# Natural Language Processing (NLP)

## Other

### Probabilistic language models

#### Introduction

Probabilistic language models can predict future words given a history of words.

This can be used for predictive text. For example if a user types “Did you call your” we may want to estimate the probability that the next word is “child”.

We can state this problem:

$$P(child|did\ you\ call\ your)$$

By definition this is:

$$P(child|did\ you\ call\ your)= \dfrac{P(did\ you\ call\ your\ child)}{P(did\ you\ call\ your)}$$

We can estimate each of these:

$$P(did\ you\ call\ your\ child)=\dfrac{|did\ you\ call\ your\ child|}{|5\ word\ sentences|}$$

$$P(did\ you\ call\ your)=\dfrac{|did\ you\ call\ your|}{|4\ word\ sentences|}$$

#### Data requirements

This needs a large corpus, which may not be practical.

Additionallly, the words must be indexed, and not simply stored as a bag of words.

#### Decomposition

We can decompose the probabilities using the chain rule.

$$P(did\ you\ call\ your\ child)=P(did)P(you|did)...P(child|did\ you\ call\ your)$$

$$P(w_1,...,w_k)= \prod_k p(w_k|w_1,...,w_{k-1})$$

#### N-grams

We can simplify the decomposition using the Markov assumption:

$$P(w_k|w_1,...,w_{k-1})=P(w_k|w_{k-1})$$

This is a $$1$$-gram.

We can do this for $$n$$ words back.
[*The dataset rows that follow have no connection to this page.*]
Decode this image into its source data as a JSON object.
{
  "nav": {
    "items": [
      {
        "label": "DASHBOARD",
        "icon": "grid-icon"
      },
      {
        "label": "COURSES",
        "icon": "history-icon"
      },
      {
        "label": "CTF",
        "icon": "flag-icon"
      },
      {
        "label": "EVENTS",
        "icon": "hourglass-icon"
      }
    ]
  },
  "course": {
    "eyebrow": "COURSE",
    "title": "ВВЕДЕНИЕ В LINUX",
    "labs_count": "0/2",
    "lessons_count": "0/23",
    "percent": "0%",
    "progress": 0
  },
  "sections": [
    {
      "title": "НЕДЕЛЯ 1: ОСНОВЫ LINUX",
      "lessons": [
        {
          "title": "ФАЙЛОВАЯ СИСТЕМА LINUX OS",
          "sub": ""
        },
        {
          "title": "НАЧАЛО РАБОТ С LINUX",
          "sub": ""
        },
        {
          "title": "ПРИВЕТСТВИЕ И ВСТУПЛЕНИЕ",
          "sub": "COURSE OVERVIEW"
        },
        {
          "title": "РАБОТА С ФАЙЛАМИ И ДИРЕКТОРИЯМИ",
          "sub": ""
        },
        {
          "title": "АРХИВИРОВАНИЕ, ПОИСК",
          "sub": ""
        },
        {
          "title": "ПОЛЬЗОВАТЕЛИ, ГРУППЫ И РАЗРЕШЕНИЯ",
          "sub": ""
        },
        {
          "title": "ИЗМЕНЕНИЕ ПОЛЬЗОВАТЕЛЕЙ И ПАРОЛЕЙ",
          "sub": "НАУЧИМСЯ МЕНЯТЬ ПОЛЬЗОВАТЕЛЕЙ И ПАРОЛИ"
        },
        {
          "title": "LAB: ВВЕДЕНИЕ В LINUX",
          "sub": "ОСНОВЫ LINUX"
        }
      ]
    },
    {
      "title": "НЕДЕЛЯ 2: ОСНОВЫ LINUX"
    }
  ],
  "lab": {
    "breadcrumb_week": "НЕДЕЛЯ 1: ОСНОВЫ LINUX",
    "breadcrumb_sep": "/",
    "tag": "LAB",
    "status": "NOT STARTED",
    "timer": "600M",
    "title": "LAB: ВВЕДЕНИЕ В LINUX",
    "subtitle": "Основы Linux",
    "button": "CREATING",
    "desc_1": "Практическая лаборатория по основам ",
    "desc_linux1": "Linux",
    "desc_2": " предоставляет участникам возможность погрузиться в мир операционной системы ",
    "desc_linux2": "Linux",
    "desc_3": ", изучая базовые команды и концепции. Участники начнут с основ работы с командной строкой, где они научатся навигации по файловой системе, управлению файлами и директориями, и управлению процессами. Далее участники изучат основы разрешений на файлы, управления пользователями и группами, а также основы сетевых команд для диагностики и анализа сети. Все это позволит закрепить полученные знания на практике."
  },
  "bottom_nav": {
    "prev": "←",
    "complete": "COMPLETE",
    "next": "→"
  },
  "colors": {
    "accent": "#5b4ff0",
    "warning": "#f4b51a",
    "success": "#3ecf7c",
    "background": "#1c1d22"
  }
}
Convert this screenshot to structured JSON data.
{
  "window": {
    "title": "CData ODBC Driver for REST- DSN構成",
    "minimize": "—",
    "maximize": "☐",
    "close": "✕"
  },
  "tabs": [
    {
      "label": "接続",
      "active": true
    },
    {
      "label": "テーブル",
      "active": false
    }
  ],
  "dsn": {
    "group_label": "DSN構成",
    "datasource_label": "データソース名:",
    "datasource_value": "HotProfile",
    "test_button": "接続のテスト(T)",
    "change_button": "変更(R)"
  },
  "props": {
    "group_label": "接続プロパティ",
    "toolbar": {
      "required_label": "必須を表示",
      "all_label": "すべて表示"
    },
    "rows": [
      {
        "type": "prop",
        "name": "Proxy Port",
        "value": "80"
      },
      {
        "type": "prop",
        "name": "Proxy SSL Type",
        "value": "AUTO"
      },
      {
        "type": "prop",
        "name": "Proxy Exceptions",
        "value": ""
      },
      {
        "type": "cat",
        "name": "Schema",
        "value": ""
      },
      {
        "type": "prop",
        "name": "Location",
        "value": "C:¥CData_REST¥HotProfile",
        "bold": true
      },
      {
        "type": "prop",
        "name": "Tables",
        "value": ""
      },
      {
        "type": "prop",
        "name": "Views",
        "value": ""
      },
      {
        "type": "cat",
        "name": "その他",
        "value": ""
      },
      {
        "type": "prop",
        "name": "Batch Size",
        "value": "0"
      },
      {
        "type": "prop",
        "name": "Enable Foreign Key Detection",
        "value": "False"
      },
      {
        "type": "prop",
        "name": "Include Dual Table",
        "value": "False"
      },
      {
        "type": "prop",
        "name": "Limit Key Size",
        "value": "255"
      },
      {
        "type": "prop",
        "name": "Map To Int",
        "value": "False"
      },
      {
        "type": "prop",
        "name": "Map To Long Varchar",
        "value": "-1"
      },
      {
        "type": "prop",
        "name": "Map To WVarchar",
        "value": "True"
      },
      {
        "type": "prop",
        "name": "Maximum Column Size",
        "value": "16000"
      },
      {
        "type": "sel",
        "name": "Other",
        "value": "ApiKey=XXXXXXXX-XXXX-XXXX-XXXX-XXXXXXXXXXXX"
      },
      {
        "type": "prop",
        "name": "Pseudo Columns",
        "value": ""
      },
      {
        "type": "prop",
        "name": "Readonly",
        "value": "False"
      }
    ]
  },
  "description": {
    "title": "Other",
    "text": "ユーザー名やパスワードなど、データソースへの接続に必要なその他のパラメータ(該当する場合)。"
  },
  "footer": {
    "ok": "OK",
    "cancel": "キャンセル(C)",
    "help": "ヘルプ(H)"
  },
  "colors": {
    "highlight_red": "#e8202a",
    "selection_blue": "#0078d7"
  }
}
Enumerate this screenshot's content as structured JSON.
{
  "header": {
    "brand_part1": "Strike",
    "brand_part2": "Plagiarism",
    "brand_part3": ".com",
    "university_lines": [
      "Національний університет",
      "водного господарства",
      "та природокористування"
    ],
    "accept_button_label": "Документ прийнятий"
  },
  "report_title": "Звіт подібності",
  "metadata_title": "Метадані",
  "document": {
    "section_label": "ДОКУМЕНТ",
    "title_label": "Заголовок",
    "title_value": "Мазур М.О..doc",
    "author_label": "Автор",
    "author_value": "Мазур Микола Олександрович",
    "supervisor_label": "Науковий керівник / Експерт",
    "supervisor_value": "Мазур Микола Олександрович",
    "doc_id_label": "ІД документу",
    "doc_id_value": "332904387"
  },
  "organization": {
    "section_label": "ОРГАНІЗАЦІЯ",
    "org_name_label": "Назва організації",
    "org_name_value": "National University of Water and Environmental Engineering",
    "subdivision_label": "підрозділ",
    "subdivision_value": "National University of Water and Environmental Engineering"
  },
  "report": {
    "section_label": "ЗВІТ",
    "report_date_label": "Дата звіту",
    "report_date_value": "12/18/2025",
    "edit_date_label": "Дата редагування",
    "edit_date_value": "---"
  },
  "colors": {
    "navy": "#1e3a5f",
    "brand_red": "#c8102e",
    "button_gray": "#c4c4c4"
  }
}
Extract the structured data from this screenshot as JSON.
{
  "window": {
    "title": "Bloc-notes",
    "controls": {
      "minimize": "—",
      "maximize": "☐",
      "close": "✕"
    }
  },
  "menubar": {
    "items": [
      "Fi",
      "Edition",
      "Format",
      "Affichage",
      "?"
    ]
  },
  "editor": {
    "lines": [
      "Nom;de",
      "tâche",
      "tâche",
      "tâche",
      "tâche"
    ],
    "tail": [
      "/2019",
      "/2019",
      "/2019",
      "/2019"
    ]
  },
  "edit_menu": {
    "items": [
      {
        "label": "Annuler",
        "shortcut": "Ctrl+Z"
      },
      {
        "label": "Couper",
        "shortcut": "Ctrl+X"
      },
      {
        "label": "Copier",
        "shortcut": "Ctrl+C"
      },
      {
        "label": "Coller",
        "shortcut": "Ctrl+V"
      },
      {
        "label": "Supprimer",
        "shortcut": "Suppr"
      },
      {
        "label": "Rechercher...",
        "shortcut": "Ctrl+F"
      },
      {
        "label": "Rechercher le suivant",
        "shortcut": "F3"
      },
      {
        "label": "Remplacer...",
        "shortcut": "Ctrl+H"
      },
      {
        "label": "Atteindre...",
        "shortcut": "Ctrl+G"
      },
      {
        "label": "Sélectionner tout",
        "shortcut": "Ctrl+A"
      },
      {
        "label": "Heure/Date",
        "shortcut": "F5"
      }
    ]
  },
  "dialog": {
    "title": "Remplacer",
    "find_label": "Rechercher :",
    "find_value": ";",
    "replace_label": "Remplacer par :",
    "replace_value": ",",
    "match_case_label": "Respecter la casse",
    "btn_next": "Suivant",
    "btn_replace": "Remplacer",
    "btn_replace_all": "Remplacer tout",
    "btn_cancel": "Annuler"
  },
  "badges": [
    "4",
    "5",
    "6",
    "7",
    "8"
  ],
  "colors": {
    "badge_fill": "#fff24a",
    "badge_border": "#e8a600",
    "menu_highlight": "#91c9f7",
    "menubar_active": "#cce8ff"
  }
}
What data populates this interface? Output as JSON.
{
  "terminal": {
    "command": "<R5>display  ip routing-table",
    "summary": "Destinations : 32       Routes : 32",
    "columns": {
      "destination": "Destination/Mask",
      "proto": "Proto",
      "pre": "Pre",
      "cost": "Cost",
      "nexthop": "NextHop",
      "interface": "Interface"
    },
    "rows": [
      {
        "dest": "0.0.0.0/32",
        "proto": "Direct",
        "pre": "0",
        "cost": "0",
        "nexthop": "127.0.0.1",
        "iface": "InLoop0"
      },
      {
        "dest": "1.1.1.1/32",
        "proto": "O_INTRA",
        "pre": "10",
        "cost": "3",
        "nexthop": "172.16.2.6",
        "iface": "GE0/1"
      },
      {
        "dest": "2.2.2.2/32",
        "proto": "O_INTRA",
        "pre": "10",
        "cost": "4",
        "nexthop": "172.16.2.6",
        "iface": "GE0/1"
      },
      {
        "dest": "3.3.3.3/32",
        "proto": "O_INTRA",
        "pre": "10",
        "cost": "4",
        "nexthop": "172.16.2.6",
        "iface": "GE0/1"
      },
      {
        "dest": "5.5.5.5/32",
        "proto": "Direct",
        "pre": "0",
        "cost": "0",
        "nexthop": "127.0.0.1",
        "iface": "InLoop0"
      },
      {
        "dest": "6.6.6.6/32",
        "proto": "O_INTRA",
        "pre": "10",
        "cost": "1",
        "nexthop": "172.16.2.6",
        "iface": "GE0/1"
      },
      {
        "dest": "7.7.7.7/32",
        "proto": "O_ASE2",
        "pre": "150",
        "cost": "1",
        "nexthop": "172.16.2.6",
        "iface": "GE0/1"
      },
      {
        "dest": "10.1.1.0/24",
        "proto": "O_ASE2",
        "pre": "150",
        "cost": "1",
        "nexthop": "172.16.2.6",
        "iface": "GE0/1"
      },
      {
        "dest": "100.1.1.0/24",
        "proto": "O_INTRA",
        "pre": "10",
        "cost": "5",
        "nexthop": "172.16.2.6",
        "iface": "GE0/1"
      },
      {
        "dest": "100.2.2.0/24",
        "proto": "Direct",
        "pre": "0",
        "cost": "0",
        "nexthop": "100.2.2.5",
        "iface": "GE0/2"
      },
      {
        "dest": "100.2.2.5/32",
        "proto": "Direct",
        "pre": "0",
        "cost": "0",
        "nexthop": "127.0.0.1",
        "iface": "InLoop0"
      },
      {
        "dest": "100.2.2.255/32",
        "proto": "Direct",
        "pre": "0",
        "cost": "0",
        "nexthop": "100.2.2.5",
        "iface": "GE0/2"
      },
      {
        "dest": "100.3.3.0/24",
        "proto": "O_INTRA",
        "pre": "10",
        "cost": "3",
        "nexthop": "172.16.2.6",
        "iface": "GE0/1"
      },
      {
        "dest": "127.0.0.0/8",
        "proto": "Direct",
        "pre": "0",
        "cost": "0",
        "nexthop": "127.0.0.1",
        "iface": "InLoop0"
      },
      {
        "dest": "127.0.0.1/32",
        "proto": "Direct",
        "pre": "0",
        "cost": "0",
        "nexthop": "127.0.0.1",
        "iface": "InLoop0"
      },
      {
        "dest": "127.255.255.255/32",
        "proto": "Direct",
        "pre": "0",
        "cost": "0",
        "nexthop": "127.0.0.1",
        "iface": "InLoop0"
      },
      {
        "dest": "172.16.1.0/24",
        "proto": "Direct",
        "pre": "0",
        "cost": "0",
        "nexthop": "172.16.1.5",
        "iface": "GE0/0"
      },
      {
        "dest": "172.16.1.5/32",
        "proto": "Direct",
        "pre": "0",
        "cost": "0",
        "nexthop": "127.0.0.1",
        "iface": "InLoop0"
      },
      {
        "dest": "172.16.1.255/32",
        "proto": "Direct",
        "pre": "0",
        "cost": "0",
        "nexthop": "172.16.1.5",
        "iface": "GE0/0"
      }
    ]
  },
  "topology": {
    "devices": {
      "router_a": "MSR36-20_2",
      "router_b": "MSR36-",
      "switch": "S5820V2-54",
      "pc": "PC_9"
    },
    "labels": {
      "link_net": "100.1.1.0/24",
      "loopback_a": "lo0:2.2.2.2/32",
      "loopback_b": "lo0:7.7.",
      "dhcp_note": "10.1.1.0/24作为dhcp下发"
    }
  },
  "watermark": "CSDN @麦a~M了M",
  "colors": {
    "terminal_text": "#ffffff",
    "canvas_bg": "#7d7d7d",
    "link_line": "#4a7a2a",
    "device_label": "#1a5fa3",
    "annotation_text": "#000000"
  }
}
This is an $$n$$-gram.

#### Smoothing

We can use smoothing to address small corpuses.

$$P(did\ you\ call\ your\ child)=\dfrac{|did\ you\ call\ your\ child|+1}{|5\ word\ sentences|+V}$$

$$P(did\ you\ call\ your)=\dfrac{|did\ you\ call\ your|+1}{|4\ word\ sentences|+V}$$

For some value $$V$$.

#### Perplexity

We can compare probabilistic language models using perplexity.

We can then choose the model with the lowest perplexity.

$$perplexity(w_1, w_2, ..., w_n)=P(w_1, w_2, ..., w_n)^{-\dfrac{1}{n}}$$

We can expand this:

$$perplexity(w_1, w_2, ..., w_n)=\prod_i P(w_i| w_1, ..., w_{i-1})^{-\dfrac{1}{n}}$$

Depending on which n-gram we use we can then simplify this.